Nelle linee generali, il direttore ha sottolineato la strategicità dell’azienda legata ad un territorio importante sia per la presenza del’aeroprto sia per la vicinanza con Milano dove si svolgerà l’Expò.
Nel dettaglio si è soffermato sul futuro dei singoli plessi con i possibili investimenti in termini di tecnologici ma anche immobiliari: « A Gallarate – ha commentato il dottor Gozzini – si potrebbe pensare ad una palazzina in via Pastori dove trovino sede gli uffici amministrativi, il cup piuttosto che il centro prelievi. Per Somma, il rilancio partirà dalla profonda opera di ristrutturazione sia in campo edile ( rifacimento della facciata esterna e delle sale chirurgiche) sia a livello organizzativo con l’ammodernamento delle sale operatorie destinate alla day surgery».
L’importante innovazione introdotta dal POFA, che dovrà ora essere approvato dalla Regione, è la "trasversalità" di due dipartimenti: quello amministrativo e quello riabilitativo: « La particolarità è che i due dipartimenti lavoreranno con tutti gli altri in modo sinergico – spiega la dottoressa Fabbrini – perchè hanno competenze che si interfacciano con le attività di tutti gli altri 7 dipartimenti».

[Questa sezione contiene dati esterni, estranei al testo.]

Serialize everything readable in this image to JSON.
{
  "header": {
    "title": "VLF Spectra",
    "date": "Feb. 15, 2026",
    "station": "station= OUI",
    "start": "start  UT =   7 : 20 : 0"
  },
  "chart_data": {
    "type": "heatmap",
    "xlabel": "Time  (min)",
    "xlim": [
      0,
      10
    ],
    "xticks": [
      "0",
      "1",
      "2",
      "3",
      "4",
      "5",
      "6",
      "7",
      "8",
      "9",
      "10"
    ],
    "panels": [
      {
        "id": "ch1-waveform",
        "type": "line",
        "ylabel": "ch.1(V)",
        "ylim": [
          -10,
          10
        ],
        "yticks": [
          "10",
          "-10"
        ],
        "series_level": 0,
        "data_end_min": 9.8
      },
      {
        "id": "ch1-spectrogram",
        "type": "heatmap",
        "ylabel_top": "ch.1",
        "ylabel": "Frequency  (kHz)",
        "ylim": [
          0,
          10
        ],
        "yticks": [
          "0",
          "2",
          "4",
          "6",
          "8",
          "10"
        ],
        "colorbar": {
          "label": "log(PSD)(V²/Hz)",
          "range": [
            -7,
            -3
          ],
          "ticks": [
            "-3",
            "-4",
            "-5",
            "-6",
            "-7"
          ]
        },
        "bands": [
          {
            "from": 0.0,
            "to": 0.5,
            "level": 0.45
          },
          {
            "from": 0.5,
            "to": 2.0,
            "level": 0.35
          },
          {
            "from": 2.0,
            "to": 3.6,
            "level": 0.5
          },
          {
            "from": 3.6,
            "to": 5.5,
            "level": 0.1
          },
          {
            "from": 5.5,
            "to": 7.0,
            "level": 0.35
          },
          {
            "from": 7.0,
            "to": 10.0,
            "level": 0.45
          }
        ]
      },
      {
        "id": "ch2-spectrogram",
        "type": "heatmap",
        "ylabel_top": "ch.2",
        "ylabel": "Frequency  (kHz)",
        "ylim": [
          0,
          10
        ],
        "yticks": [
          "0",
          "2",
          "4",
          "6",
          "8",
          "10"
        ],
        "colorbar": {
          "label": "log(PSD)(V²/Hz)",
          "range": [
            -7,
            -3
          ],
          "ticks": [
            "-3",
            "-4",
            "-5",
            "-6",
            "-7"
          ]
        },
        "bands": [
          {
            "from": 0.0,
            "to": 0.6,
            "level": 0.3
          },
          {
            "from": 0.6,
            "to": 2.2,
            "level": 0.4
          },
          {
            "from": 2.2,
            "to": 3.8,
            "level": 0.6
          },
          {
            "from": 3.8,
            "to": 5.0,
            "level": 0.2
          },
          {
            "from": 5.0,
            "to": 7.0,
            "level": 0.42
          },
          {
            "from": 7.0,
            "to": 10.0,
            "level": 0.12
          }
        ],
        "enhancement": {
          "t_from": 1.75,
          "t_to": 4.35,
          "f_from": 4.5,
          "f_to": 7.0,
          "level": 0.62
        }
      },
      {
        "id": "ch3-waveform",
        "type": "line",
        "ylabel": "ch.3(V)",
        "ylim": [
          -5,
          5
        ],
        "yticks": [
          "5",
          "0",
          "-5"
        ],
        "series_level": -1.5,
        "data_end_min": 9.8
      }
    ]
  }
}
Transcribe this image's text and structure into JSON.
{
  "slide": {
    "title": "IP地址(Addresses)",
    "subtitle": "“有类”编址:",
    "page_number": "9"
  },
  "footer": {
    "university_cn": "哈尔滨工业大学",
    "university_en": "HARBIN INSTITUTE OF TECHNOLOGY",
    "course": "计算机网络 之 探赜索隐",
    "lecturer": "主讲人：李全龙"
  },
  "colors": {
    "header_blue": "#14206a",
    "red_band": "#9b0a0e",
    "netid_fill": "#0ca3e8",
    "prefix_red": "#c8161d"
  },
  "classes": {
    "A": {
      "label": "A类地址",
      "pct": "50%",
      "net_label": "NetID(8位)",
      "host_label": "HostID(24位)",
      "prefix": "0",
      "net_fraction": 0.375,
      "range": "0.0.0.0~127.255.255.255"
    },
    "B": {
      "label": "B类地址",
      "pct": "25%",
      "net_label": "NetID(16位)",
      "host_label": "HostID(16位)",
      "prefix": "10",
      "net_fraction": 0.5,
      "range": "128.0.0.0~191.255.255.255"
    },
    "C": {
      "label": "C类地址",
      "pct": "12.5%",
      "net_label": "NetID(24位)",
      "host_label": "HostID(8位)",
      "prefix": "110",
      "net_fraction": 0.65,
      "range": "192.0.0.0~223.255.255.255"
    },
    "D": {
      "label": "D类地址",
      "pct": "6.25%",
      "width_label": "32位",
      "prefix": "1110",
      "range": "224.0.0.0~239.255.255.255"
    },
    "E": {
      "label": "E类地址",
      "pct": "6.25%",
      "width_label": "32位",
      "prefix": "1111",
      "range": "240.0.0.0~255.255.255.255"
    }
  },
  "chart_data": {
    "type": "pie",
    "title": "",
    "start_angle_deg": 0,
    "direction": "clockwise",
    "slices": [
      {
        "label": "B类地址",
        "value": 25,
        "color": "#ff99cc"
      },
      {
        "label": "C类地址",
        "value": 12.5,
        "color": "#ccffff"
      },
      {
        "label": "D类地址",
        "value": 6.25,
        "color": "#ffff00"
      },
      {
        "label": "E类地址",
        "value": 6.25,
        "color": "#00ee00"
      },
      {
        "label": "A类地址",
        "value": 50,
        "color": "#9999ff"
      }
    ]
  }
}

Una seconda innovazione è relativa, invece, al sistema di gestione, un modello che si baserà sui dati numerici ma anche sulle attività del reparto: «Ci sarà una maggiore integrazione tra le unità operative di uno stesso dipartimento nei tre diversi ospedali, che permetterà una migliore organizzazione delle situazioni di crisi – ha commentato il direttore sanitario Fabio Banfi – In questi mesi stiamo provvedendo a incrementare il numero di medici, di infermieri e di tecnici, rivedendo il sistema delle collaborazioni libero professionali. La nuova sinergia, per esempio, porterà alla realizzazione di una rete dell’emergenza- urgenza tra i due pronto soccorso e il punto di primo intervento».
Il nuovo modello dovrà segnare la via per l’introduzione in futuro di una serie di innovazioni organizzative e funzionali, dopo il calo di attività registrato lo scorso anno: «La nostra azienda deve rispondere sempre più ai bisogni dell’utenza – ha ricordato il direttore generale – una popolazione dove i dati dimostrano un’accresciuta incidenza di mortalità per neoplasie, la più alta della provincia, a causa, probabilmente, anche di un rischio ambientale, tra urbanizzazione, industralizzazione ed elevati flussi migratori, un rischio che non è ancora stato calcolato. La salute e il benessere dei pazienti saranno i nostri principali obiettivi».